Glencore: crime probe provision marks break with flamboyant past


Scars have the strange power to remind us our past is real, wrote Cormac McCarthy. For a time, Glencore chose to turn its back on its colourful history as a miner and trader active in countries where corruption is rife. Now newish boss Gary Nagle is attempting to recognise and atone for that past.

The London-listed miner has provisioned $1.5bn for potential fines and settlements. These could result from official probes into allegations of bribery and market manipulation.

Glencore no longer portrays itself as a gung-ho adventurer. Its narrative now describes a sustainable miner producing materials for electric vehicles and even backing UK battery-maker Britishvolt. It has convinced the City that holding on to dirty thermal coal assets enables a sensible rundown. Simply selling them would only sweep the carbon under the rug, it suggests.

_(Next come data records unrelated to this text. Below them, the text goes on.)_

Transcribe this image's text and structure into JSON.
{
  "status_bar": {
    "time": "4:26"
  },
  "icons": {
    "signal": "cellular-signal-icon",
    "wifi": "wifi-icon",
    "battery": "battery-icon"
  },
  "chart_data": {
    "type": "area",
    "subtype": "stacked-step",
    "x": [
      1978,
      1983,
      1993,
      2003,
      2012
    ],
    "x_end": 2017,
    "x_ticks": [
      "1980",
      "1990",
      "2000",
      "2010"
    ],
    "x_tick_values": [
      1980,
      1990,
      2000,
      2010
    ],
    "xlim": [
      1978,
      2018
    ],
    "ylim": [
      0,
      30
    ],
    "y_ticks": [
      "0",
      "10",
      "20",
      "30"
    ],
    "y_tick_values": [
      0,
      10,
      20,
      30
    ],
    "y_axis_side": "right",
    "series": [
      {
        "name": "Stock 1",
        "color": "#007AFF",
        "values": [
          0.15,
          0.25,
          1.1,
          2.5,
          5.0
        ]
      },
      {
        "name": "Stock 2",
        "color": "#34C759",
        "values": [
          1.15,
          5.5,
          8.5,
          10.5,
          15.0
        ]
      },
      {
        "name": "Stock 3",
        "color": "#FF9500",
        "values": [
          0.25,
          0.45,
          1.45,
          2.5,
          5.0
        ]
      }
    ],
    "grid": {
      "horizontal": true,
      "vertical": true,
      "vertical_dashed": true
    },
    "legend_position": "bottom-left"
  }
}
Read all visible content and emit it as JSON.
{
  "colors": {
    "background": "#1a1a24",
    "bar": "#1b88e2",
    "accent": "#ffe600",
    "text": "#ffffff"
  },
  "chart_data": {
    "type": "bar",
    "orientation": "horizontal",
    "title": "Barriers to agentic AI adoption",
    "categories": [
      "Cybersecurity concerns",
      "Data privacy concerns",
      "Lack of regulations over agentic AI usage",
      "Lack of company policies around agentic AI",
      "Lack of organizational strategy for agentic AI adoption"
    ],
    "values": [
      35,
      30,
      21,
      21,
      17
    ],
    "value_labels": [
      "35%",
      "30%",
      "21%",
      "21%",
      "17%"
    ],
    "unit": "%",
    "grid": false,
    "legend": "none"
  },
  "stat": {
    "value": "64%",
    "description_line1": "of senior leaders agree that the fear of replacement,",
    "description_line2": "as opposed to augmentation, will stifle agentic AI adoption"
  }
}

That tale jars with the image of a miner under investigation for bribery and market manipulation by the US Department of Justice and relevant agencies in the UK, Brazil, Switzerland and the Netherlands. Formally owning up to the potential for fines and settlements reduces the dissonance, pointing to years of quiet negotiations with watchdogs and prosecutors. Glencore says $1.5bn is its best estimate. Some analysts anticipated potential costs of two to three times that amount.

Glencore can afford to put money aside given a huge increase in profits and cash flow last year. The group more than trebled free cash flow to $13bn after dividends, leaving room for extra returns to shareholders. Payouts of $4bn, including buybacks, were above the Visible Alpha consensus. That, combined with the modest provision, boosted the shares on a day when stocks of rivals were faltering.

What made the difference was Glencore’s mining side. This doubled ebitda to $17.1bn. The trading arm increased ebitda by just over a tenth. Viterra, the agricultural business owned in a joint venture with two Canadian pension funds, is not consolidated in Glencore group accounts. Last year, it generated roughly $2.2bn of ebitda, worth about $11bn of enterprise value even on the miner’s current low multiple, points out RBC. Bankers will hope for an initial public offering worth even more.

That would give shareholders an upbeat announcement to look forward to. The findings of official probes will make less cheerful reading. They may include detail more damaging to the group’s reputation than to its finances. Until these documents have been published, Glencore cannot claim to have drawn a line under its past.